Есенин стоял в смущении, как будто Марфа Ильинична находилась в комнате и глядела на него с молчаливым, не осуждающим, но многоговорящим укором.
«Но цветы погубит мороз!» — подумал со страхом.
И об январском морозе, обжигающем даже комнатные герани, подумала заботливая и любящая свою дочь Марфа Ильинична! Под кухонным столом, на самом видном месте, лежали большие листы папиросной бумаги и нечто меховое, вроде маленького спального мешка с пуговицами и петлями для застёжек. Кто-то изобрёл эту штуковину для переноски или перевозки живых цветов зимой!
Только часа через полтора постучался санитар из больницы — худой, костлявый человек с протабаченными усами. Из-под его овчинного полушубка выглядывали полы белого, вернее сказать, серого, давно не стиранного халата.
— С сынком, значит, вас! — сказал он, сняв треух рыжего собачьего меха.
— Верно? Вы не ошиблись? — закричал Есенин.
Ошеломлённый криком, санитар посмотрел на безусого русоволосого отца с удивлением, смешанным с жалостью:
— Тут ошибок не полагается.
Есенин пошарил в кармане, и все монеты, какие там обнаружил, горстью вывалил в широкую ладонь санитара.
— Вы не встретили свободного извозчика?
— Нет, не встретил, — с готовностью ответил санитар и неуместно, как-то глупо заржал.
— А что тут смешного? — насторожился Есенин.
— Наши ребята балуются, — давясь от смеха, объяснил санитар. — Подойдут на углу к извозчику: «Извозчик! Ты свободен?» Тот, конечное дело, отвечает: «Свободен». А они ему: «А раз свободен, грызи оглоблю!»
Раздосадованный Есенин быстро погасил керосинку, бережно упаковал цветы, оделся и вместе с санитаром двинулся в больницу. Незанятых извозчиков не было. Но бывалому санитару оказались ведомыми ближайшие пути до больницы.
Есенина трясла дрожь — не от стужи, а от нервного возбуждения.
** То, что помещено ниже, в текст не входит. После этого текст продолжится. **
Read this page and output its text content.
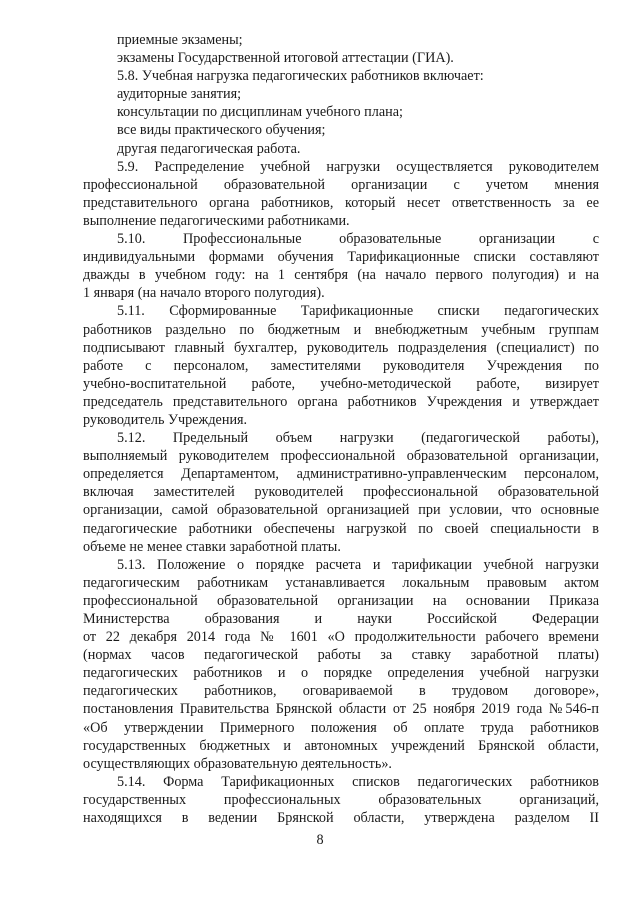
приемные экзамены;
экзамены Государственной итоговой аттестации (ГИА).
5.8. Учебная нагрузка педагогических работников включает:
аудиторные занятия;
консультации по дисциплинам учебного плана;
все виды практического обучения;
другая педагогическая работа.
5.9. Распределение учебной нагрузки осуществляется руководителем
профессиональной образовательной организации с учетом мнения
представительного органа работников, который несет ответственность за ее
выполнение педагогическими работниками.
5.10. Профессиональные образовательные организации с
индивидуальными формами обучения Тарификационные списки составляют
дважды в учебном году: на 1 сентября (на начало первого полугодия) и на
1 января (на начало второго полугодия).
5.11. Сформированные Тарификационные списки педагогических
работников раздельно по бюджетным и внебюджетным учебным группам
подписывают главный бухгалтер, руководитель подразделения (специалист) по
работе с персоналом, заместителями руководителя Учреждения по
учебно-воспитательной работе, учебно-методической работе, визирует
председатель представительного органа работников Учреждения и утверждает
руководитель Учреждения.
5.12. Предельный объем нагрузки (педагогической работы),
выполняемый руководителем профессиональной образовательной организации,
определяется Департаментом, административно-управленческим персоналом,
включая заместителей руководителей профессиональной образовательной
организации, самой образовательной организацией при условии, что основные
педагогические работники обеспечены нагрузкой по своей специальности в
объеме не менее ставки заработной платы.
5.13. Положение о порядке расчета и тарификации учебной нагрузки
педагогическим работникам устанавливается локальным правовым актом
профессиональной образовательной организации на основании Приказа
Министерства образования и науки Российской Федерации
от 22 декабря 2014 года № 1601 «О продолжительности рабочего времени
(нормах часов педагогической работы за ставку заработной платы)
педагогических работников и о порядке определения учебной нагрузки
педагогических работников, оговариваемой в трудовом договоре»,
постановления Правительства Брянской области от 25 ноября 2019 года №546-п
«Об утверждении Примерного положения об оплате труда работников
государственных бюджетных и автономных учреждений Брянской области,
осуществляющих образовательную деятельность».
5.14. Форма Тарификационных списков педагогических работников
государственных профессиональных образовательных организаций,
находящихся в ведении Брянской области, утверждена разделом II
8
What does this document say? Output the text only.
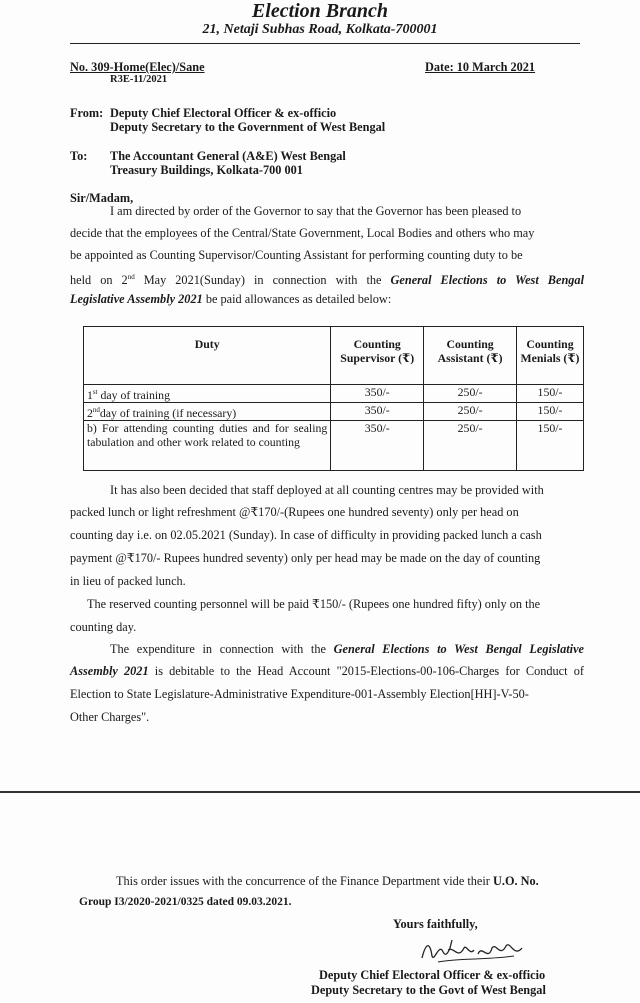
Election Branch
21, Netaji Subhas Road, Kolkata-700001
No. 309-Home(Elec)/Sane
R3E-11/2021
Date: 10 March 2021
From: Deputy Chief Electoral Officer & ex-officio
Deputy Secretary to the Government of West Bengal
To: The Accountant General (A&E) West Bengal
Treasury Buildings, Kolkata-700 001
Sir/Madam,
I am directed by order of the Governor to say that the Governor has been pleased to
decide that the employees of the Central/State Government, Local Bodies and others who may
be appointed as Counting Supervisor/Counting Assistant for performing counting duty to be
held on 2nd May 2021(Sunday) in connection with the General Elections to West Bengal
Legislative Assembly 2021 be paid allowances as detailed below:
Duty	Counting Supervisor (₹)	Counting Assistant (₹)	Counting Menials (₹)
1st day of training	350/-	250/-	150/-
2ndday of training (if necessary)	350/-	250/-	150/-
b) For attending counting duties and for sealing tabulation and other work related to counting	350/-	250/-	150/-
It has also been decided that staff deployed at all counting centres may be provided with
packed lunch or light refreshment @₹170/-(Rupees one hundred seventy) only per head on
counting day i.e. on 02.05.2021 (Sunday). In case of difficulty in providing packed lunch a cash
payment @₹170/- Rupees hundred seventy) only per head may be made on the day of counting
in lieu of packed lunch.
The reserved counting personnel will be paid ₹150/- (Rupees one hundred fifty) only on the
counting day.
The expenditure in connection with the General Elections to West Bengal Legislative
Assembly 2021 is debitable to the Head Account "2015-Elections-00-106-Charges for Conduct of
Election to State Legislature-Administrative Expenditure-001-Assembly Election[HH]-V-50-
Other Charges".
This order issues with the concurrence of the Finance Department vide their U.O. No.
Group I3/2020-2021/0325 dated 09.03.2021.
Yours faithfully,
Deputy Chief Electoral Officer & ex-officio
Deputy Secretary to the Govt of West Bengal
Не укладывалось в сознании, что он — отец и вот несёт цветы жене, благополучно родившей ему сына.
Щекастая, волоокая акушерка снисходительно подала Есенину белый халат и повела его в палату, где лежала Анна. В белопенном халате, с букетом жарко-красной герани синеглазый, розоволицый, с копной ржаных волос на гордо посаженной голове Есенин был праздничен и даже чуть-чуть торжествен.
Анна улыбалась ему издали, но улыбка её была не счастливой, не радостной, не светлой, а какой-то вызывающей жалость, бледной и даже болезненной: Есенин понял, что это отсвет пронёсшейся грозы, след страданий, которые не минуют ни одну мать на земле. Только подойдя к Анне почти вплотную, Сергей разглядел, каким иссера-бледным стало её лицо, как запали излучающие сухой блеск карие глаза, как опустились опалённые жаром искусанные губы, и у него защемило сердце от жалости к ней. Он протянул ей цветы. Она приняла пламенно-красный букет и закрыла на секунду глаза — ей хотелось запомнить навсегда этот счастливейший миг.
Вручив Анне цветы, Есенин испуганно озирался: новорождённого нигде поблизости не было видно. В чём дело? Может быть, с сыном что-нибудь стряслось? Нагнувшись к Анне, он шёпотом с тревогой спросил:
— А где же Юрка?
Анна не ответила, а только многозначительно обменялась взглядом с акушеркой.
Высокая, круглоплечая, пышнотелая, как Кустодиевская купчиха, акушерка выплыла из палаты и тотчас вернулась, неся на вытянутых руках какой-то белый свёрточек, какую-то капельную куколку.